I realized that there are way too many countries to do some analysis on. I did not know that there was this many in the dataset. Regardless we can see that all these countries have distinct values. It would be interesting to see if we could possibly plot this. 

Now we are going to be ploting life expectancy against all other numerical columns to see if there is a relationship. We are using life expectancy because this is the column of interest that we are trying to predict later.

In [None]:
fig, axes = plt.subplots(nrows=5, ncols=4, figsize=(20, 15))
axes = axes.flatten()
for i, col in enumerate(numerical):
    axes[i].scatter(data[col], data['life_expectancy'])  
    axes[i].set_title(f'{col} vs life_expectancy')
    axes[i].set_xlabel(col)
    axes[i].set_ylabel('life_expectancy')
plt.tight_layout()
plt.show()

From the graphs above there does not seem to be much of a relationship between life expectancy and the other columns in the dataset. By that I mean that there is no very noticable relationship.  The columns that seem to have some relationship are adult mortality (makes sense), infant deaths, percentage expenditure, under five deaths, hiv/aids, and income composition of resources. Of these adult mortality and income composition of resources seem to be the most coralated. It is also interesting to see infant deaths and under five deaths seem very similar. Same for the thiness columns.

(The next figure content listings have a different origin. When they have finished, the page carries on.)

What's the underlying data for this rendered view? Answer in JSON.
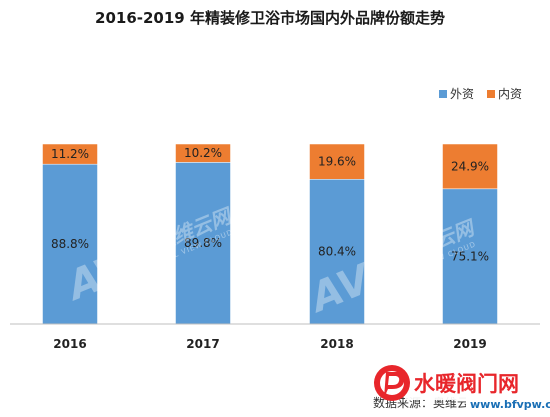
{
  "chart_data": {
    "type": "bar",
    "stacked": true,
    "title": "2016-2019 年精装修卫浴市场国内外品牌份额走势",
    "categories": [
      "2016",
      "2017",
      "2018",
      "2019"
    ],
    "series": [
      {
        "name": "外资",
        "color": "#5b9bd5",
        "values": [
          88.8,
          89.8,
          80.4,
          75.1
        ],
        "labels": [
          "88.8%",
          "89.8%",
          "80.4%",
          "75.1%"
        ]
      },
      {
        "name": "内资",
        "color": "#ed7d31",
        "values": [
          11.2,
          10.2,
          19.6,
          24.9
        ],
        "labels": [
          "11.2%",
          "10.2%",
          "19.6%",
          "24.9%"
        ]
      }
    ],
    "ylim": [
      0,
      100
    ],
    "legend_position": "top-right",
    "grid": false
  },
  "watermark": {
    "brand": "AVC",
    "cn": "奥维云网",
    "en": "ALL VIEW CLOUD"
  },
  "source_note": "数据来源：奥维云网",
  "site_logo": {
    "name": "水暖阀门网",
    "url": "www.bfvpw.com",
    "mark_color": "#e8262b"
  }
}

Lastly there seems to be a group of populations that are constant in their life expectancy. For example if we look at income composition of resources we see that even at 0.0 the life expectancy changes up and down. This pattern can be seen through most graphs above. It might be some inconsistent or false reporting. 

Now we move on to graphing the distribution of the columns. 

In [None]:
fig, axes = plt.subplots(nrows=5, ncols=4, figsize=(20, 15))  
axes = axes.flatten()
for i, col in enumerate(numerical):
    axes[i].hist(data[col])
    axes[i].set_title(col)
plt.tight_layout()
plt.show()

Everything seems alright, theres no big outliers. We will normalize and scale the data later. Lets now count the number of developed and devloping countries. 

In [None]:
data['status'].value_counts() 

## Filling missing Values
Now that we have taken a look at our data, checked patterns, etc lets see what we can do about the missing values. First we must count how many values we are missing and where. 

In [None]:
data.isnull().sum()

We have a lot of missing values all through out the columns. Most missing value is population, hepatitis and gdp. We can look into some patterns of which countries have missing values and try to see why. We can then start looking into countries that are similar to fill in the values. We'll start by seperating the data that has missing values.

In [None]:
missing_data = data[data.isnull().any(axis=1)]

In [None]:
missing_data.head(5)

In [None]:
missing_data.country.value_counts()

The cell above tells us which countries seem to appear in the missing dataframe more often. We can use this to see if its a reocurring issue or a one time thing. If these countries appear often or if their values are missing often then we could look into it.

In [None]:
missing_data.status.value_counts()

For now lets look at other interesting details. There seems to be more developing countires with missing values whihc makes sense because they might not have the infrustructure to keep count of all the data. 

Now we want to check the rows and see the ones that only have 1 missing value.

In [None]:
missing_counts = missing_data.isnull().sum(axis=1)
df_one_missing = missing_data[missing_counts == 1]

In [None]:
# missing_data[(missing_data['country'] == 'female') & (data['Pclass'] == 1) & (data['Fare'] >= 80) &

In [None]:
len(df_one_missing)

In [None]:
df_one_missing.isnull().sum()